Elise’s help is required, but she doesn’t actually fully reprise her Candlelit Seance Operative role until the film has been underway for the best part of an hour – which is a shame, as – overblown or not – Lin Shaye is at least an entertaining actress with a pedigree for this kind of thing. But no; in his ineffable wisdom, director Leigh ‘Saw’ Whannell spends most of the film vainly trying to make us interested in the oh-so woebegone family at this particular ghost story’s core, and he fails. The family dynamic, as shown, is unconvincing at best and nothing short of awful at its worst. I mean, I honestly never know in many modern big-budget horrors whether I’m genuinely supposed to empathise with the main characters presented to me or not, but I rarely do. This is hugely damaging when they’re on screen nearly all the time and we’re meant to invest something in what happens next, so the annoying kid brother, the American Apparel heroine who is bizarrely, unconvincingly represented to us as a bit ‘alternative’ and the single parent father who actually has lines talking about his different facial expressions but has none – all of this comes across as filler, just something to labour through in the vague hopes that some sparky, well thought out, creepy moments happen eventually.

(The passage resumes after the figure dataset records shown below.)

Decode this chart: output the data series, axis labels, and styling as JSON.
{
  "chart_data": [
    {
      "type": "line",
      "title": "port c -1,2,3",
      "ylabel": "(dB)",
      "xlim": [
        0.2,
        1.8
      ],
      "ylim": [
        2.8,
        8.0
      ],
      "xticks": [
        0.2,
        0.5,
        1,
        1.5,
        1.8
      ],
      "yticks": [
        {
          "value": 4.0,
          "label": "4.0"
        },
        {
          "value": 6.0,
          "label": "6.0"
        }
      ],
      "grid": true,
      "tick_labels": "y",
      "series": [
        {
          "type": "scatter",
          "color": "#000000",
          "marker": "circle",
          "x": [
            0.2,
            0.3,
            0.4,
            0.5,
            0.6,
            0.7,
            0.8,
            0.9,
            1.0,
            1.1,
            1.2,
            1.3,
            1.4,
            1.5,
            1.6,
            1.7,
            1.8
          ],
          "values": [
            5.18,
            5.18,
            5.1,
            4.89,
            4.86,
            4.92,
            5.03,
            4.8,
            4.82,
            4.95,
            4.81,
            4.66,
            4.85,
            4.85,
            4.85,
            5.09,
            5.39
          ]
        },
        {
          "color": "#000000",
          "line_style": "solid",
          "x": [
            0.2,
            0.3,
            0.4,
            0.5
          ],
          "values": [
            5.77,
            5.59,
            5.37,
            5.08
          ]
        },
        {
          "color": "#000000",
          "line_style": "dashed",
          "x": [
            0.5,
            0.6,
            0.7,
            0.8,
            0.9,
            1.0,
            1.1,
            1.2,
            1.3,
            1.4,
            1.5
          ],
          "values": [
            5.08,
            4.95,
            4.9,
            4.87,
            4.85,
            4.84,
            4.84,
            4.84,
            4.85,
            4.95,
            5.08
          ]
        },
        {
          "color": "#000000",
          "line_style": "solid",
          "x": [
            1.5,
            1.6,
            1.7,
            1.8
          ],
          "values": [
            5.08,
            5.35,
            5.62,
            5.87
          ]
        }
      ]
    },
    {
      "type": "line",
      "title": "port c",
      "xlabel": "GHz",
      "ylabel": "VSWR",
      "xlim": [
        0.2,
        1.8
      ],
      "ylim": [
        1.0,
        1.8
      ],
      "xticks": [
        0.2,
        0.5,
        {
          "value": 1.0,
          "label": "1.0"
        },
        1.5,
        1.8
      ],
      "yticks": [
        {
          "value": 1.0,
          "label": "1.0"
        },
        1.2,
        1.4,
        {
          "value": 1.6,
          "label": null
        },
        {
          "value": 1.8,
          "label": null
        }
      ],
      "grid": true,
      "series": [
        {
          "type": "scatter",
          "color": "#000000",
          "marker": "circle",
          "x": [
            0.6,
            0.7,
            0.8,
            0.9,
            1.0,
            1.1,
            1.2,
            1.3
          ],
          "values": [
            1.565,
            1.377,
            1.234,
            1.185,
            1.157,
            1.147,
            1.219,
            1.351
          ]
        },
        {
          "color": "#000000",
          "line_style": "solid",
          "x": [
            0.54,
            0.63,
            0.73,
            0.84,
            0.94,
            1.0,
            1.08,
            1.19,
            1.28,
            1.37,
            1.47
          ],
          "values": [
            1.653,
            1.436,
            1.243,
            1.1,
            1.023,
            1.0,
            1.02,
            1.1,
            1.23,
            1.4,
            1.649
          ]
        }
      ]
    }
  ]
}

They don’t, though. Whilst ‘The Further’ is an idea with some creepy potential which manages a few moments of interest in the first Insidious film, here it’s not explored any differently or used any more creatively than you’ll have seen already. All of the scenes feel identikit – they worked once, ergo they’ll work again: we have the same use of technology, the same characters, living and dead, a family in peril, a brave team of psychics, and any signposting which has been chucked in (in terms of how this film relates to the others) is so heavy-handedly done that you might as well have a klaxon going off every time it occurs, which that generic shrieking sound which gets overlaid over everything essentially is anyway. Oh, there are a few new aspects woven into all the ‘why are you doing that?’ moments, mainly concerning the slightly dodgy obsession here with a helpless nubile teenager in her pants being repeatedly wrestled by a demon who has no concept of personal space, but raising an eyebrow is hardly the same as recoiling in fear. The most creative aspect of this film, really, is in the use of the word ‘prequel’.

Accordingly, have we now seen the end of the Insidious saga? To this I’d answer – do ghosts unfathomably hate electric light? Seeing as Elise’s back-story here really isn’t a back-story at all, rather another version of what we’ve already seen, there’s certainly enough scope to scrape another installment, and if enough punters part with their cash for this, then next Halloween could grant us another case of deja-vu. Personally, the way in which Insidious 3 compounds its many faults and omissions with a sentimental ending so saccharin that I could taste it would lead me to give it a wide berth, and if you love supernatural horror, I’d recommend you to do the same to this one. The buck should stop here. That much I will remember.

Insidious: Chapter 3 is out on DVD and Blu-ray on October 12th 2015.